In other words, if your hosting server data centre is in London and most of your website visitors are in New York, then every time someone from New York tries to load your site, their request needs to travel across the Atlantic ocean and back (which takes a few seconds). In addition to this, there is also the request processing time, i.e. how quickly your server can come up with the reply to the browser (that still needs to travel to the browser).
Just like a more powerful PC with more RAM and cores can execute more tasks quicker, a better hosting server (e.g. a dedicated virtual private server) will generally result in a faster site compared to a cheaper shared web hosting one. Want to find out more about what good hosting is and what is most suitable for your site? Then head here!

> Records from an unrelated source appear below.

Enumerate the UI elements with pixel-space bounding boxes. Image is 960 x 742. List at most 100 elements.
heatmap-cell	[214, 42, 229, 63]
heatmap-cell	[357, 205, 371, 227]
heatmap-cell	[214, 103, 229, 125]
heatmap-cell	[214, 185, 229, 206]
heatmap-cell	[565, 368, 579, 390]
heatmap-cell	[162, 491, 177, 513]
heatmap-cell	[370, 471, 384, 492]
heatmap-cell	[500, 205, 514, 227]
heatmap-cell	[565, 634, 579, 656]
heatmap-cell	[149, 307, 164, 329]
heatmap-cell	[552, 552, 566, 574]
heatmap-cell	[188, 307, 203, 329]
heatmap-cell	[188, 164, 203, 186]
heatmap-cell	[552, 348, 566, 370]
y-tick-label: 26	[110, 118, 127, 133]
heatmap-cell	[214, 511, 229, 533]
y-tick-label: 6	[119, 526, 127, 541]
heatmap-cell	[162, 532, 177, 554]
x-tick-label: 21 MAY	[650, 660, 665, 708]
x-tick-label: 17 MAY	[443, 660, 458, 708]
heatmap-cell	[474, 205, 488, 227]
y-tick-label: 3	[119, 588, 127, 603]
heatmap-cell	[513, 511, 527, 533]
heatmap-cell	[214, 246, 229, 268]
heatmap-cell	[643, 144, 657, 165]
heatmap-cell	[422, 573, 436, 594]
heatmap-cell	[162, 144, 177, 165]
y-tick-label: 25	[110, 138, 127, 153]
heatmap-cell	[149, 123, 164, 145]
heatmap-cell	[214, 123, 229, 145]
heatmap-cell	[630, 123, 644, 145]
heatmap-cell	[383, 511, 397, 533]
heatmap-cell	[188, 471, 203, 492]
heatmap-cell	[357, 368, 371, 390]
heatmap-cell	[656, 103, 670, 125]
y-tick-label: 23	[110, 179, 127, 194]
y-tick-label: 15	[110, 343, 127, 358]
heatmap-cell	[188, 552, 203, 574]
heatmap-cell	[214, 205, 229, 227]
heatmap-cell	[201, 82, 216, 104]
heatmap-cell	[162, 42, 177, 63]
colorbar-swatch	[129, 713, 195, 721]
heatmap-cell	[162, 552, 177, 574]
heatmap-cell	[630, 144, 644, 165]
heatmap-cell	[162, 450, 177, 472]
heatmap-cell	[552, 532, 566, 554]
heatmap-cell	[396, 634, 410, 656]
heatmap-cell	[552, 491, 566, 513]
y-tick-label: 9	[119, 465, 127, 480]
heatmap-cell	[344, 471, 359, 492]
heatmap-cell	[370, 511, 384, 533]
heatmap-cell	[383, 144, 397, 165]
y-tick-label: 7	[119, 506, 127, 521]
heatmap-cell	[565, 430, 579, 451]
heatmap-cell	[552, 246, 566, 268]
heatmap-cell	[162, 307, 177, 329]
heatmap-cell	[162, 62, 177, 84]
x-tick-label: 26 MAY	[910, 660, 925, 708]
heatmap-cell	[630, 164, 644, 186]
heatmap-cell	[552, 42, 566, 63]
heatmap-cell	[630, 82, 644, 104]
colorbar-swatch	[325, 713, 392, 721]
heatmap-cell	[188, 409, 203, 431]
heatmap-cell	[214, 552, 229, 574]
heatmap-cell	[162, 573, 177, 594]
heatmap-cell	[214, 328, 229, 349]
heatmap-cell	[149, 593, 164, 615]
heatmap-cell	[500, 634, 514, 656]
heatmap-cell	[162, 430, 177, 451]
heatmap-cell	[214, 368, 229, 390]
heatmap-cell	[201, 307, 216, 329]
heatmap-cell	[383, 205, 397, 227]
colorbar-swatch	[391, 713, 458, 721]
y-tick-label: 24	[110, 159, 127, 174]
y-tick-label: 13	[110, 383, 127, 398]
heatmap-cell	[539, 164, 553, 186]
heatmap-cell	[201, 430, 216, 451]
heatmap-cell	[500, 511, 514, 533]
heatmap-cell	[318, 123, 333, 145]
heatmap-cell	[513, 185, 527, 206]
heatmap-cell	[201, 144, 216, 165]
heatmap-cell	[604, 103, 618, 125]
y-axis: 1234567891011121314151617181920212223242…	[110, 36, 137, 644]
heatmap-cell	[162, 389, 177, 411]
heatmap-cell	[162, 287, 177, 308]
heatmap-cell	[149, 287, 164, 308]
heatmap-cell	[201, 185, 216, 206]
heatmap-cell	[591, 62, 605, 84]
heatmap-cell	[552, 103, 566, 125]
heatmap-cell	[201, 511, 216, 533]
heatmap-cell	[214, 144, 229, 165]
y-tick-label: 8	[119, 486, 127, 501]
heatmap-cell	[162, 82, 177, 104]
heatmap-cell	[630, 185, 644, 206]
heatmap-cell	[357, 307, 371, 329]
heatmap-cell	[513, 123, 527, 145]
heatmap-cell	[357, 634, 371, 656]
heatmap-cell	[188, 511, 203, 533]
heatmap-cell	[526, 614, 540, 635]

So what does a CDN do? A content delivery network is a network of “computers” around the world, each of which stores a “cached” version of your site. So with the previous example, suppose you also have a CDN in addition to your London server.
When someone in New York goes on your website, instead of the request being sent to the London server from their browser, it will first be sent to the CDN, which will then identify the closest “computer” in the network to New York that has a cache of the website and sends the cached version of the site from there!
The result? The request and, more importantly, the data requested no longer has to travel across the Atlantic ocean every time. In other words, everyone in New York can view all static information on your website (images, texts etc.) very quickly, as if it was hosted in New York!
Our WordPress speed optimization service
So what does our service entail? Well, it entails a bit of it all. Primarily, we connect your site to our CDN, which is tailor-made for WordPress! And yes, we have tried it all, Cloudflare, Securi and haven’t seen much impact (if your website hosting server is already powerful). Our CDN also tackles the caching for you, so we won’t even install a separate caching plugin on your site.
In other words, once set up, our CDN will constantly be creating compressed and optimized versions of your website and storing them across the network so whoever requests to view your site can be served as quickly as possible.
What can you expect? Every website set up with our CDN consistently hits 85 – 100 on Google PageSpeed Insights for Mobile and 95-100 for desktop.